Our local alternative-rock radio station—WAWL “The Wall”—didn’t have enough programming for the whole day, so at odd hours they would pipe in broadcasts from all over tarnation. Which explains my strange affinity for New Age music (don’t ask, please, unless the words, “Echoes with John Diliberto,” in a breathy whisper mean anything to you). For some reason from 2 or 3 pm for an hour or so I would suddenly be listening to Brit-pop straight from a Manchester, England, radio programme, at the tail end of the whole "Madchester" scene. To be honest, I hardly knew what I was hearing, but I was absolutely transfixed. It seemed like an eerie, fourth dimensional transmission from another world, sitting there in my basement, in the middle of a sticky Tennessee June staring out the blinds at a trampoline and a magnolia tree. A world where people drank heavily, beat each other up, talked with incomprehensible accents (well, we had our own version of that one), took pills, shagged slappers in urinals and wandered through a rainy iron wasteland of the imagination from scary dank warehouse to warehouse, dodging shattered glass and rebar, dead pigeons and bloody puke. LIVE!

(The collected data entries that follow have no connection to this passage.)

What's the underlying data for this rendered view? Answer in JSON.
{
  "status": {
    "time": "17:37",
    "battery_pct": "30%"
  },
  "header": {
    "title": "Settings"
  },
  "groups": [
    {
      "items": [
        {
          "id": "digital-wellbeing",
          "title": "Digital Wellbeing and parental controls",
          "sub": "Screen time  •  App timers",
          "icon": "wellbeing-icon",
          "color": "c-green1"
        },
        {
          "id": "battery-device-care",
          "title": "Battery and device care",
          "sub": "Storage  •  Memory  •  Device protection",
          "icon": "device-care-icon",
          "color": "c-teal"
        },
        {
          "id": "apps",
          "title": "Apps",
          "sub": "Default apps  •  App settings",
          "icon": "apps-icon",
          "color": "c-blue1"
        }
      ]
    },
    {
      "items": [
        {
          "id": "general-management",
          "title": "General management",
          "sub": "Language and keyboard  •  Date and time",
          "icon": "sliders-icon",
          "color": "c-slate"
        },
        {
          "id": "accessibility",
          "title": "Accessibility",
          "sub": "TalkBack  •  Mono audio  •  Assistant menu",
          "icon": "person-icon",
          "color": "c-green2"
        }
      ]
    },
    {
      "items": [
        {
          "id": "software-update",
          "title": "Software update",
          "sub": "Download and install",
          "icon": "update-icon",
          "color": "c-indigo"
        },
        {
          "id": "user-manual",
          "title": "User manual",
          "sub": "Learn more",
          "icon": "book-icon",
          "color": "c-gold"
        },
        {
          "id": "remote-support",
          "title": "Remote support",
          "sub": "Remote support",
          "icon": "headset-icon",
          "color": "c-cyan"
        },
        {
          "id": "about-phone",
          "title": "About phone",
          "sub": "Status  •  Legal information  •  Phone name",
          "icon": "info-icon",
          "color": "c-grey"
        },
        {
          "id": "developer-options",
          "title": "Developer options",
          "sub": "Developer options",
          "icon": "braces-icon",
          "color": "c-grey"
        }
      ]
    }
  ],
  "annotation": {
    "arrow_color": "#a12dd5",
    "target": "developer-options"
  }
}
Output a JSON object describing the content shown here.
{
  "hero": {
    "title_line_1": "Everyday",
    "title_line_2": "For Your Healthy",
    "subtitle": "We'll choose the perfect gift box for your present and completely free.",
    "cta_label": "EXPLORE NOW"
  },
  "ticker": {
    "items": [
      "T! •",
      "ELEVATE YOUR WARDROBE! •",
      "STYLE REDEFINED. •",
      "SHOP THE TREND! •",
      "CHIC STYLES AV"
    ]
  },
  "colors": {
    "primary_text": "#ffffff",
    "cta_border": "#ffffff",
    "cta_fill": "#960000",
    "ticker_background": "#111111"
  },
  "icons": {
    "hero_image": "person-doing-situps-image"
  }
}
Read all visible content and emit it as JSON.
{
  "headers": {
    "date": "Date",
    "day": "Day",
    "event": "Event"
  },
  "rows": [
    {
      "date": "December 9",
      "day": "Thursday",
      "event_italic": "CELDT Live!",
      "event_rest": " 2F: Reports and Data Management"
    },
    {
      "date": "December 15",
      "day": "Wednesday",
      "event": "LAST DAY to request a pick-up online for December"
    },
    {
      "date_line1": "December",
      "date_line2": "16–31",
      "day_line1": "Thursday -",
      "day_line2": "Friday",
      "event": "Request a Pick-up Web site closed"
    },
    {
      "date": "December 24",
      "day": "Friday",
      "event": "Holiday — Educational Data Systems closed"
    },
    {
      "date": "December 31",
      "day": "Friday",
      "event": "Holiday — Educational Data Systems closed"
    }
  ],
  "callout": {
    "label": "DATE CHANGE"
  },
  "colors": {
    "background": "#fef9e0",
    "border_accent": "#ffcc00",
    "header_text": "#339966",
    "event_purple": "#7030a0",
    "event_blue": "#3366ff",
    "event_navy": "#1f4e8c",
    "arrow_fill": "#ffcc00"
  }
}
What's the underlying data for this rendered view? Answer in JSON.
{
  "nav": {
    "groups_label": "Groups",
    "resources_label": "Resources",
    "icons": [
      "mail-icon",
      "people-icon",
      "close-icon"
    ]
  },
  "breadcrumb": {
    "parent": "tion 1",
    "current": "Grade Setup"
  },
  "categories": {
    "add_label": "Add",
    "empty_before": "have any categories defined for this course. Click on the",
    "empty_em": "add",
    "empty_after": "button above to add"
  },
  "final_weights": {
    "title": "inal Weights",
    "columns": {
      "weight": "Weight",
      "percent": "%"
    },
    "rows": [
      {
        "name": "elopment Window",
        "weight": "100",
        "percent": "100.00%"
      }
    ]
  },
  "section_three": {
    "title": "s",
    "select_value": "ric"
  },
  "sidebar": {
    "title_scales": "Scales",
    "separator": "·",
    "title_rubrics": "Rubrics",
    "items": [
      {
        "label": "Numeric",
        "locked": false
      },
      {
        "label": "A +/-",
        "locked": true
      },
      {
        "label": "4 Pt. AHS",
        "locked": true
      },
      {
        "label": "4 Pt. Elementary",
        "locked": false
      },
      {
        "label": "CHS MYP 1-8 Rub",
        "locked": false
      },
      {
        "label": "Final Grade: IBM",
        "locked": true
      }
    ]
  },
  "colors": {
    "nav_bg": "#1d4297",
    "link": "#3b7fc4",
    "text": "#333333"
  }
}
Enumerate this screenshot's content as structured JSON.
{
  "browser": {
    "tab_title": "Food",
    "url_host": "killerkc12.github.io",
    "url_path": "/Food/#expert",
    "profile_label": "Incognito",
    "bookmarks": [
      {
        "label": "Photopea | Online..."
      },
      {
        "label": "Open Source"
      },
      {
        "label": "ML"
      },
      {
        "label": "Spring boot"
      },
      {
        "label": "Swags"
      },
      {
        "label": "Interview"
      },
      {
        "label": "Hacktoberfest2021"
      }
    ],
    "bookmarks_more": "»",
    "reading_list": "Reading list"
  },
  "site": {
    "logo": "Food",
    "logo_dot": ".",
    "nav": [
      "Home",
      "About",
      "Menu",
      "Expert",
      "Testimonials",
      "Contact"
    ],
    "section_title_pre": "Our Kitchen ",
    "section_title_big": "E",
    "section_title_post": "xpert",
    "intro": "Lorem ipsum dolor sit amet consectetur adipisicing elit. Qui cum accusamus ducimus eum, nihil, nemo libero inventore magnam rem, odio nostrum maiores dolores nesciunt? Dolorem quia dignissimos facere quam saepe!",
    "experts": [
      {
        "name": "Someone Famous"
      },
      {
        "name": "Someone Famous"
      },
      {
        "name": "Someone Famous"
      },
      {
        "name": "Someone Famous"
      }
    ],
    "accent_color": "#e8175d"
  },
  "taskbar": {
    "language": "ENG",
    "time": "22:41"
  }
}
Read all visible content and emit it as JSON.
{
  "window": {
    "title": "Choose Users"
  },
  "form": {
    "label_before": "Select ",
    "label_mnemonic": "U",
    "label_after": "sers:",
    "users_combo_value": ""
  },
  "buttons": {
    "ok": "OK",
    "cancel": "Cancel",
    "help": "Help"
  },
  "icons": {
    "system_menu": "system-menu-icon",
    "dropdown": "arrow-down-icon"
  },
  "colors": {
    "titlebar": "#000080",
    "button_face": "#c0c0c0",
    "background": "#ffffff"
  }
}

It started for me a period of searching out all the British music I could get my hands on, with variable results, sometimes sublime (The The) sometimes not (Soup Dragons, anyone?) Ned’s Atomic Dustbin was always one of my favorites of that time. Loud, coherent and upbeat. I used to turn up “Gray Cell Green” super-loud in my basement and dance around by myself and still would if I had a basement now. I have no idea why no one remembers God Fodder, or why it’s so damned hard to find these days in any format. Maybe that “Kill Your Television” song pissed off the Big Media corporations and they’ve blackballed it.

There’s nothing in this that will save your soul or help you resolve a thorny personal issue. It’s fun music. TWO bass guitars music. Energy drink music. Get all wound up for no good reason then spin out into the streets like a top with no plan at all music. Seventeen-year-old music. Literally.

So here’s to that inner seventeen-year-old in all of us. I dedicate this to J.B. and his father’s Alpha Romeo and its sunroof and to speeding down the W Road at 45 mph. And it's officially required listening for all those people who grow up and evolve and look back on their “old” selves with humiliation, loathing and pity. Get over yourself. That kid wasn’t such a dumbass, you know? Give him a break.

And while you're at it… Kill your television!... Damn fuckin' straight!